TEHRAN (Tasnim) – A senior lawmaker called on the country’s foreign ministry and judiciary to take proper measures to recoup billions of dollars in frozen overseas assets.

“In order to reclaim the lost rights of the country, the international law department of the judiciary and the legal affairs office of the foreign ministry need to have a strong presence in the international arenas so that Iran could get back its rights and assets through legal channels,” Hossein Naqavi Hosseini told the Tasnim News Agency on Sunday.

The parliament member said that the country's previous parliaments had established a committee and tasked it to pursue the nation’s rights and assets at the international arenas.

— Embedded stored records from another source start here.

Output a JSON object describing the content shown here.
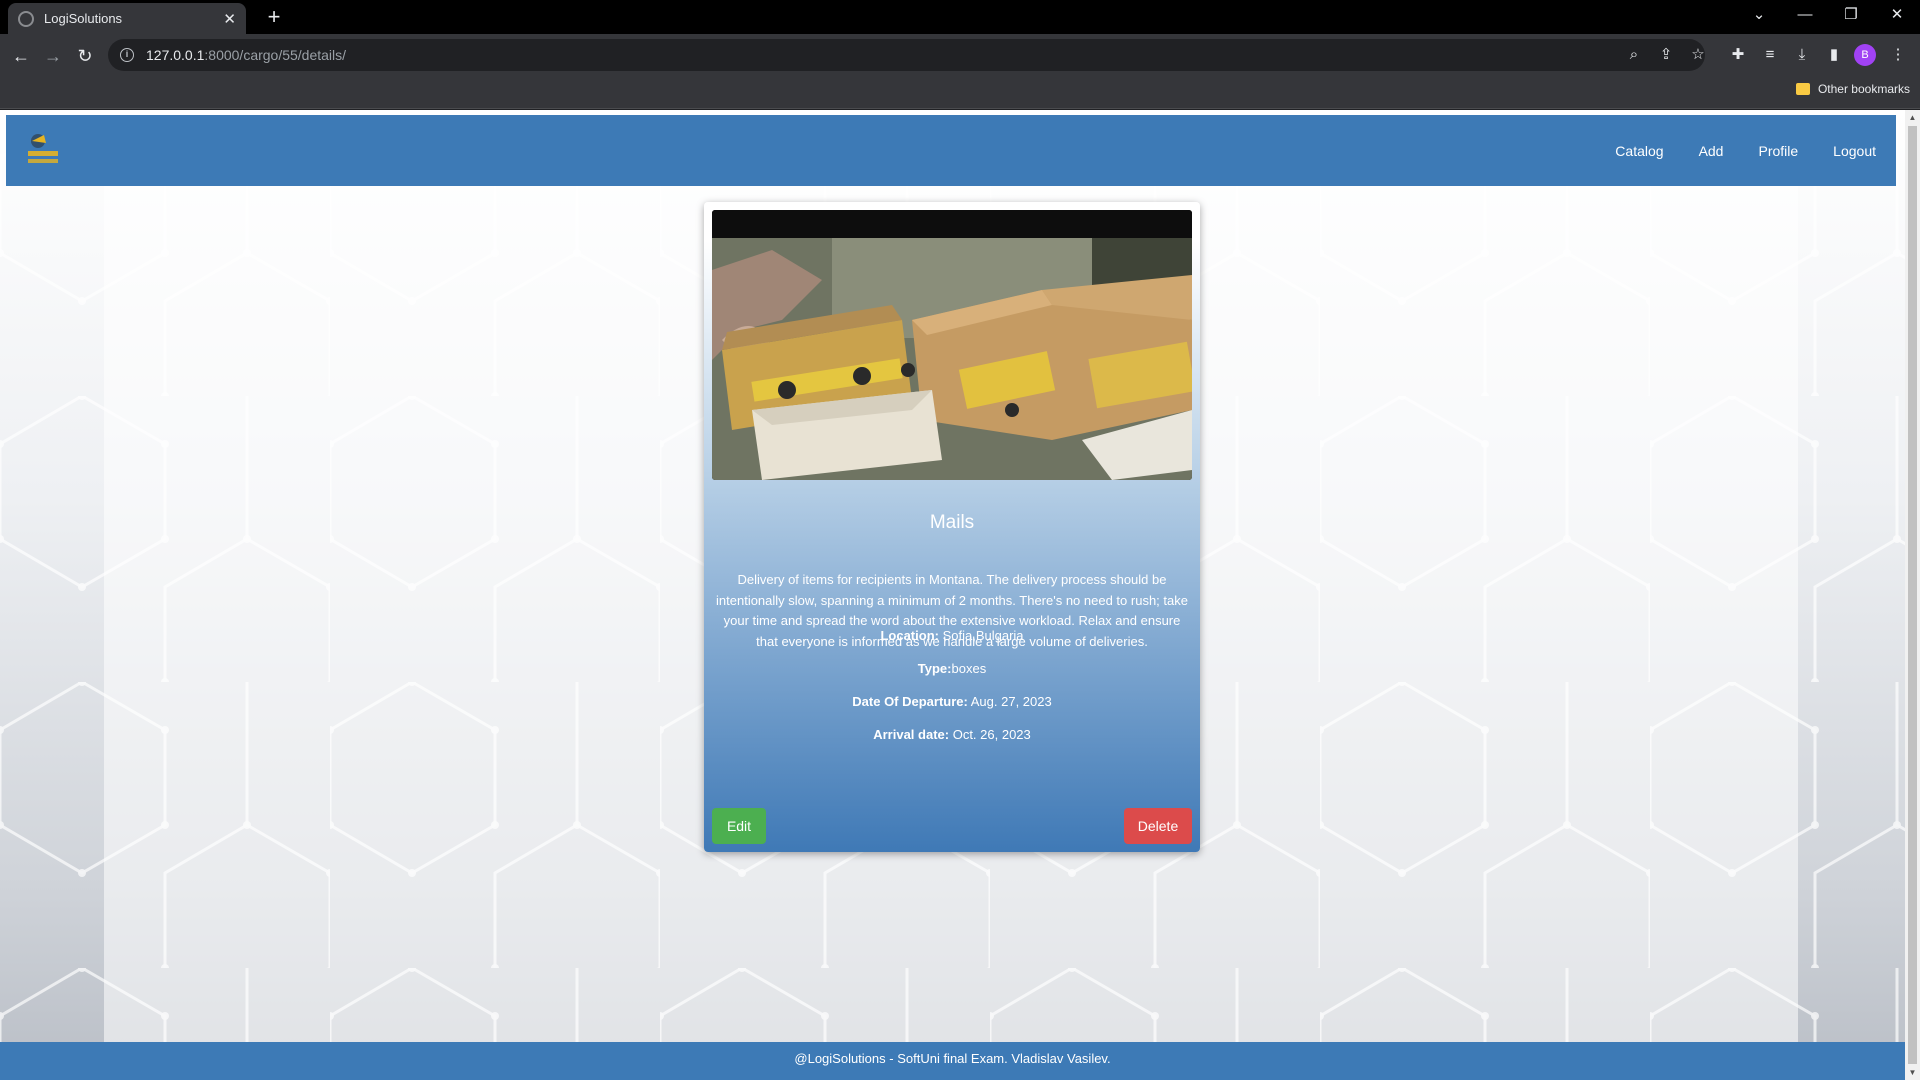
{
  "browser": {
    "tab_title": "LogiSolutions",
    "url_host": "127.0.0.1",
    "url_path": ":8000/cargo/55/details/",
    "profile_initial": "B",
    "bookmarks_other": "Other bookmarks"
  },
  "site": {
    "nav": [
      "Catalog",
      "Add",
      "Profile",
      "Logout"
    ]
  },
  "cargo": {
    "title": "Mails",
    "description": "Delivery of items for recipients in Montana. The delivery process should be intentionally slow, spanning a minimum of 2 months. There's no need to rush; take your time and spread the word about the extensive workload. Relax and ensure that everyone is informed as we handle a large volume of deliveries.",
    "location_label": "Location:",
    "location_value": " Sofia,Bulgaria",
    "type_label": "Type:",
    "type_value": "boxes",
    "departure_label": "Date Of Departure:",
    "departure_value": " Aug. 27, 2023",
    "arrival_label": "Arrival date:",
    "arrival_value": " Oct. 26, 2023",
    "edit_label": "Edit",
    "delete_label": "Delete"
  },
  "footer": {
    "text": "@LogiSolutions - SoftUni final Exam. Vladislav Vasilev."
  },
  "colors": {
    "primary": "#3d7ab6",
    "edit": "#4caf50",
    "delete": "#dc4b4b"
  }
}
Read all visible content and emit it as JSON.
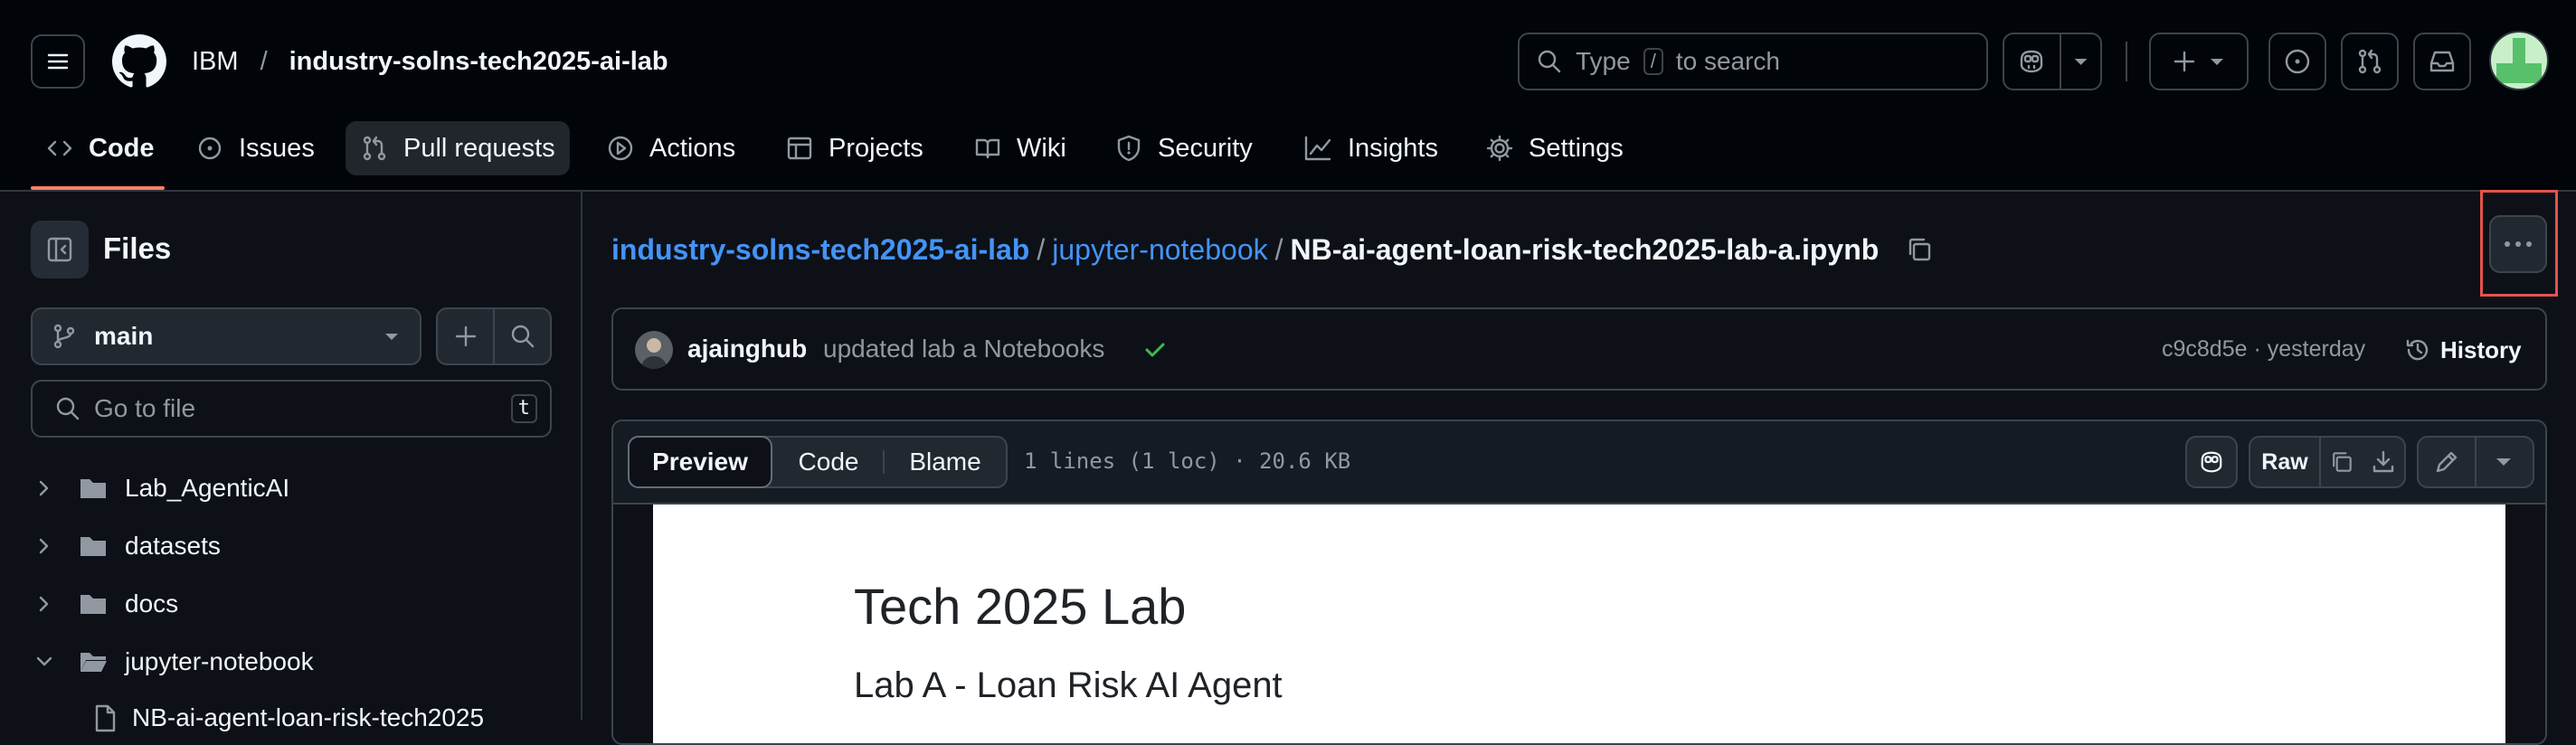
{
  "header": {
    "owner": "IBM",
    "separator": "/",
    "repo": "industry-solns-tech2025-ai-lab",
    "search": {
      "type_label": "Type",
      "key": "/",
      "to_search": "to search"
    }
  },
  "tabs": [
    {
      "label": "Code",
      "icon": "code-icon"
    },
    {
      "label": "Issues",
      "icon": "issue-icon"
    },
    {
      "label": "Pull requests",
      "icon": "pull-request-icon"
    },
    {
      "label": "Actions",
      "icon": "play-icon"
    },
    {
      "label": "Projects",
      "icon": "table-icon"
    },
    {
      "label": "Wiki",
      "icon": "book-icon"
    },
    {
      "label": "Security",
      "icon": "shield-icon"
    },
    {
      "label": "Insights",
      "icon": "graph-icon"
    },
    {
      "label": "Settings",
      "icon": "gear-icon"
    }
  ],
  "sidebar": {
    "title": "Files",
    "branch": "main",
    "goto_placeholder": "Go to file",
    "goto_key": "t",
    "items": [
      {
        "label": "Lab_AgenticAI",
        "expanded": false
      },
      {
        "label": "datasets",
        "expanded": false
      },
      {
        "label": "docs",
        "expanded": false
      },
      {
        "label": "jupyter-notebook",
        "expanded": true
      },
      {
        "label": "NB-ai-agent-loan-risk-tech2025"
      }
    ]
  },
  "breadcrumb": {
    "repo": "industry-solns-tech2025-ai-lab",
    "folder": "jupyter-notebook",
    "file": "NB-ai-agent-loan-risk-tech2025-lab-a.ipynb",
    "sep": "/"
  },
  "commit": {
    "author": "ajainghub",
    "message": "updated lab a Notebooks",
    "sha_time": "c9c8d5e · yesterday",
    "history_label": "History"
  },
  "file_toolbar": {
    "preview": "Preview",
    "code": "Code",
    "blame": "Blame",
    "info": "1 lines (1 loc) · 20.6 KB",
    "raw": "Raw"
  },
  "notebook": {
    "h1": "Tech 2025 Lab",
    "h2": "Lab A - Loan Risk AI Agent"
  },
  "colors": {
    "accent_link": "#4493f8",
    "highlight_box": "#e5534b",
    "check": "#3fb950",
    "tab_underline": "#f78166"
  }
}
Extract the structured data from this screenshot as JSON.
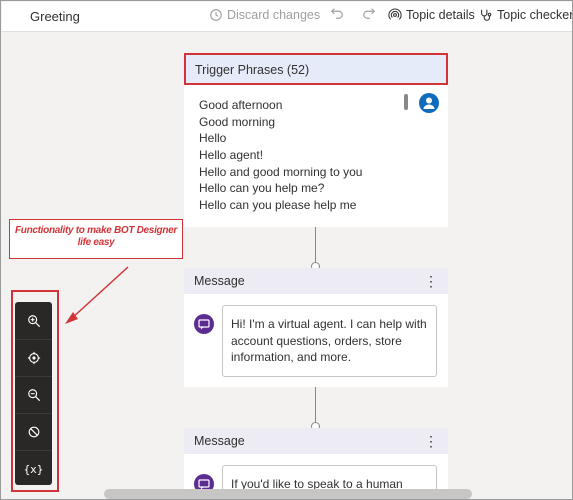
{
  "topbar": {
    "title": "Greeting",
    "discard_label": "Discard changes",
    "topic_details_label": "Topic details",
    "topic_checker_label": "Topic checker"
  },
  "trigger": {
    "header": "Trigger Phrases (52)",
    "phrases": [
      "Good afternoon",
      "Good morning",
      "Hello",
      "Hello agent!",
      "Hello and good morning to you",
      "Hello can you help me?",
      "Hello can you please help me"
    ]
  },
  "messages": [
    {
      "header": "Message",
      "text": "Hi! I'm a virtual agent. I can help with account questions, orders, store information, and more."
    },
    {
      "header": "Message",
      "text": "If you'd like to speak to a human"
    }
  ],
  "annotation": {
    "callout": "Functionality to make BOT Designer life easy"
  },
  "toolbox": {
    "variables_label": "{x}"
  },
  "colors": {
    "accent": "#0f6cbd",
    "annotation_red": "#d13438",
    "message_icon": "#5c2d91",
    "trigger_header_bg": "#e6ebfa",
    "message_header_bg": "#edebf4",
    "toolbox_bg": "#292827"
  },
  "icons": [
    "history-icon",
    "undo-icon",
    "redo-icon",
    "podcast-icon",
    "stethoscope-icon",
    "user-avatar-icon",
    "chat-message-icon",
    "more-icon",
    "zoom-in-icon",
    "recenter-icon",
    "zoom-out-icon",
    "hide-icon"
  ]
}
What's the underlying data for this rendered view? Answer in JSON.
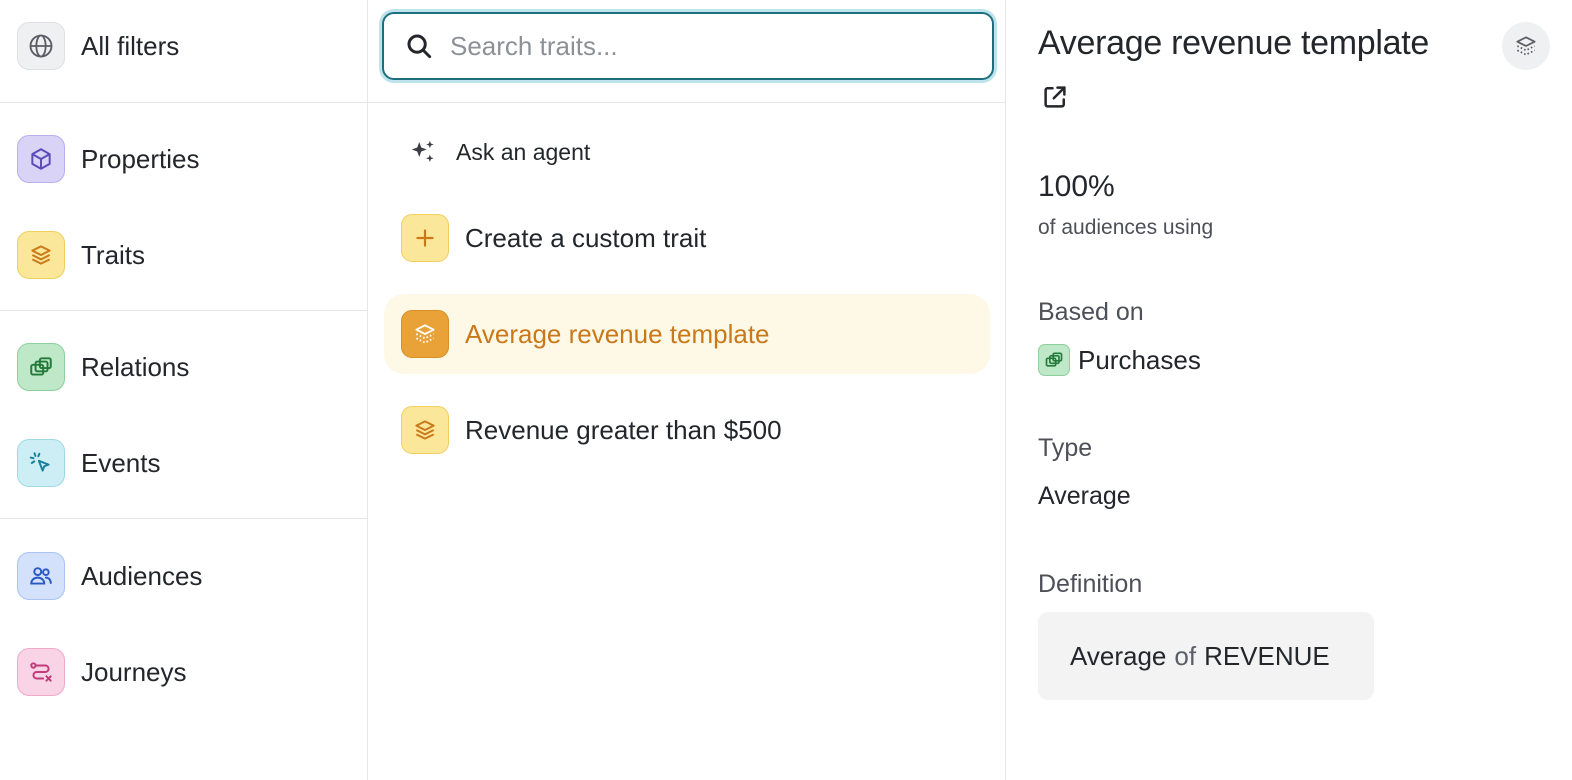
{
  "colors": {
    "accent_teal": "#1d6f80",
    "selected_row_bg": "#fef9e7",
    "selected_text": "#c9781a"
  },
  "filters": {
    "all": {
      "label": "All filters",
      "icon": "globe-icon"
    },
    "groups": [
      [
        {
          "key": "properties",
          "label": "Properties",
          "icon": "cube-icon",
          "color": "#d9d3f6"
        },
        {
          "key": "traits",
          "label": "Traits",
          "icon": "layers-icon",
          "color": "#fbe79a"
        }
      ],
      [
        {
          "key": "relations",
          "label": "Relations",
          "icon": "relations-icon",
          "color": "#bfe8c8"
        },
        {
          "key": "events",
          "label": "Events",
          "icon": "cursor-click-icon",
          "color": "#cdeef5"
        }
      ],
      [
        {
          "key": "audiences",
          "label": "Audiences",
          "icon": "users-icon",
          "color": "#d3e1fb"
        },
        {
          "key": "journeys",
          "label": "Journeys",
          "icon": "route-icon",
          "color": "#f8d4e6"
        }
      ]
    ]
  },
  "search": {
    "placeholder": "Search traits...",
    "value": ""
  },
  "list": {
    "agent_label": "Ask an agent",
    "items": [
      {
        "label": "Create a custom trait",
        "icon": "plus-icon",
        "selected": false
      },
      {
        "label": "Average revenue template",
        "icon": "template-icon",
        "selected": true
      },
      {
        "label": "Revenue greater than $500",
        "icon": "layers-icon",
        "selected": false
      }
    ]
  },
  "detail": {
    "title": "Average revenue template",
    "usage_percent": "100%",
    "usage_label": "of audiences using",
    "based_on_label": "Based on",
    "based_on_value": "Purchases",
    "type_label": "Type",
    "type_value": "Average",
    "definition_label": "Definition",
    "definition": {
      "func": "Average",
      "connector": "of",
      "column": "REVENUE"
    }
  }
}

Focusing on the rights to be followed up at international legal circles, he referred to a garden in northern Tehran that has been used by the British embassy for decades, called Baq-e Qolhak, against both the Iranian and international laws.

The lawmaker also urged the relevant organs to seriously pursue reparations for the damage inflicted by the eight-year Iraqi-imposed war on Iran in the 1980s.

The Baathist regime of former Iraqi dictator Saddam Hussein was identified by the United Nations as the initiator of the war and consequently was required to pay war damages to the Islamic Republic according to Article 6 of UN Resolution 598.

Iran has tabled reparations claims against Iraq of up to $100 billion for the 1980-88 war, which was approved in principle by the then UN Secretary General, Javier Perez de Cuellar, in 1990. Some Iranian officials say the damage the country sustained as the result of the imposed war amounts to one trillion dollars.

In December 2003, the head of Iraq's Interim Governing Council said Iran should be paid reparations for the war that Saddam Hussein waged against it in the 1980s.

Abdul Aziz al-Hakim said further discussion was needed to decide what if anything Iraq would pay itself.

While Iran has not received any damages from Iraq, Kuwait has so far received $43.5 billion in reparations payments for Saddam Hussain’s 1990 invasion of the tiny country. 

Baghdad pays 5% of its oil and gas revenue into a special UN fund that pays the compensation.

At the beginning of 2012, the United States and the European Union passed new sanctions on Iran’s oil and financial sectors with the goal of preventing other countries from purchasing Iranian oil and conducting transactions with the Central Bank of Iran that collects revenue from oil sales. The sanctions came into force in early summer 2012.

Recently, there has been talk of a plan that would allow Iran to recover billions of dollars in frozen overseas assets in the US, which some put at between $50 to $75 billion, if it takes steps to scale back its nuclear program.

Most of Iran's frozen assets are in the US and have been classified as such in different stages since the victory of the Islamic Revolution in 1979. There are Iran's blocked assets in some other countries as well, most of them were denominated so after the banking sanction came into effect against Iran in 2012.